While the Istio platform is a collaborative open source project between Google and IBM, the underpinning software was built using the Envoy proxy from Lyft, which the ride-share company developed to address its internal operability challenges.

For IBM, the Istio project supports the company's efforts to simplify the way developers build and manage more secure, cognitive apps with containers on IBM Cloud. The effort has grown more timely as microservices and containers take center stage in next-gen app development. IBM says Istio also gives CIOs a powerful tool to enforce security, policy, and compliance requirements across the enterprise.

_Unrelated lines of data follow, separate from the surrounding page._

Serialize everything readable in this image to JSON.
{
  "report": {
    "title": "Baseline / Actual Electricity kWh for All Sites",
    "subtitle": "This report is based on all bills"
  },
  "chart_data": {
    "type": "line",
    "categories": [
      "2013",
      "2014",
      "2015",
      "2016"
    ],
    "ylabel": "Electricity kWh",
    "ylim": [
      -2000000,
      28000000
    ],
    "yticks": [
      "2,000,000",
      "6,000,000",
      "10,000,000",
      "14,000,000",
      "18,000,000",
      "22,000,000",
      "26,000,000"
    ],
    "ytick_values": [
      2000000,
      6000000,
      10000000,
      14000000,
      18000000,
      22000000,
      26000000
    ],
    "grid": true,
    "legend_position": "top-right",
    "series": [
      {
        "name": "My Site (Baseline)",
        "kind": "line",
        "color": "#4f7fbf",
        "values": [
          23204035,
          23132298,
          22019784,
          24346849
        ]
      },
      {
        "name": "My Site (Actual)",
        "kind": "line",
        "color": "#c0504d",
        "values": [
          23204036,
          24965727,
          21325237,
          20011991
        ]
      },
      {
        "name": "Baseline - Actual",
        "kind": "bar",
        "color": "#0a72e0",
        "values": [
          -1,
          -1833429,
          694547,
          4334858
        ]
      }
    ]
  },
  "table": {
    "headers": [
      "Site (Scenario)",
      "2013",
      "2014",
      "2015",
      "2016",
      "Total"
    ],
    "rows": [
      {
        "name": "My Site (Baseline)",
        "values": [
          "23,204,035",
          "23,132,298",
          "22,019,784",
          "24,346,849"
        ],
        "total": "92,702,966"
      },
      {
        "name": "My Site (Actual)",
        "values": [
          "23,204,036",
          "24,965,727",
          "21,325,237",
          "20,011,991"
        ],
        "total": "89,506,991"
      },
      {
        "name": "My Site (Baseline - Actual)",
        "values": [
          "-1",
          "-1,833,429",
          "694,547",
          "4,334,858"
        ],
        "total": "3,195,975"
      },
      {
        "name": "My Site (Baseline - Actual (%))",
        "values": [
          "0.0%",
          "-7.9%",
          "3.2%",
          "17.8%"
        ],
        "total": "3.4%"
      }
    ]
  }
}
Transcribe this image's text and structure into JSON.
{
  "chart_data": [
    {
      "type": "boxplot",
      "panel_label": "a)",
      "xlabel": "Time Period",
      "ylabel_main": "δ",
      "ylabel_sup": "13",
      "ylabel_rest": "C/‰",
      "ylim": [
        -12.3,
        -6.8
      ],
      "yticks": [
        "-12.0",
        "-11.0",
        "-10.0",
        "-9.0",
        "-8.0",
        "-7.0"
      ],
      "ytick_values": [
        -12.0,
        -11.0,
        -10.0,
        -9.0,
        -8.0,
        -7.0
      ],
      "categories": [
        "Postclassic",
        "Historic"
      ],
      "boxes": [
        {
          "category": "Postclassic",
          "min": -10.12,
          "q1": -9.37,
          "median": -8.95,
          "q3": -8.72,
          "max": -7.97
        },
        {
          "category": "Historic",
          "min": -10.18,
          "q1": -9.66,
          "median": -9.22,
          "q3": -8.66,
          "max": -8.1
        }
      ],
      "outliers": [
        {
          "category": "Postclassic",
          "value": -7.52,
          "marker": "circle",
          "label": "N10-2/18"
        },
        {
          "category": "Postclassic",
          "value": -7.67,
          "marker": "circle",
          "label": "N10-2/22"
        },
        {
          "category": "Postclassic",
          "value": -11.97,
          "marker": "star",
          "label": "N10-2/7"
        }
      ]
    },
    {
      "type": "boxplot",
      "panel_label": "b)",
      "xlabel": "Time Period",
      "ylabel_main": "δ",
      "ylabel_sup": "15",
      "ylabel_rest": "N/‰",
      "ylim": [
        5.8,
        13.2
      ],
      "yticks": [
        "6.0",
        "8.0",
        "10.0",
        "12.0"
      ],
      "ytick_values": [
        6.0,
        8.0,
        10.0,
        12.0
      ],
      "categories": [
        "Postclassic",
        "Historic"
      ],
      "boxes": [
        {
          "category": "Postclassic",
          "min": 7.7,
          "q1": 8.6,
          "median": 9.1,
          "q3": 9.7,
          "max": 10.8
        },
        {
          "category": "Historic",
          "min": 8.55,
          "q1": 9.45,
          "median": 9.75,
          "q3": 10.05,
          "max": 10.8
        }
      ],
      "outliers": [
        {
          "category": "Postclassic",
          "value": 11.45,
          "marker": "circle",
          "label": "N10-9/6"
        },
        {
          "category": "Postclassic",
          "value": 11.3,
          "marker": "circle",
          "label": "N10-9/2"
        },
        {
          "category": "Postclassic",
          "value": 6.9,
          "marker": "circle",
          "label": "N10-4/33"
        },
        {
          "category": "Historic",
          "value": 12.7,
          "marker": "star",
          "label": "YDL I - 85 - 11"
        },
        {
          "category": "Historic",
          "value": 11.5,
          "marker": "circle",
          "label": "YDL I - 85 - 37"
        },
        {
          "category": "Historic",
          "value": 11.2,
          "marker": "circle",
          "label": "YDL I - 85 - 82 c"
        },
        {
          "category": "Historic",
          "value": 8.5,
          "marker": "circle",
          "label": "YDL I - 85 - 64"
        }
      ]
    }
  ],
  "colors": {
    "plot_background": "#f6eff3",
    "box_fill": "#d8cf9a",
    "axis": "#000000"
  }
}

The current Istio release is targeted at the Kubernetes environment, but the companies said they intend to add support for other environments, including virtual machines and Cloud Foundry, over the next few months. Itsio will be available on the IBM Cloud.

So far, Red Hat with Red Hat OpenShift and OpenShift Application Runtimes, Pivotal, Weaveworks with Weave Cloud and Weave Net 2.0, and Tigera with the Project Calico Network Policy Engine have committed to support the project.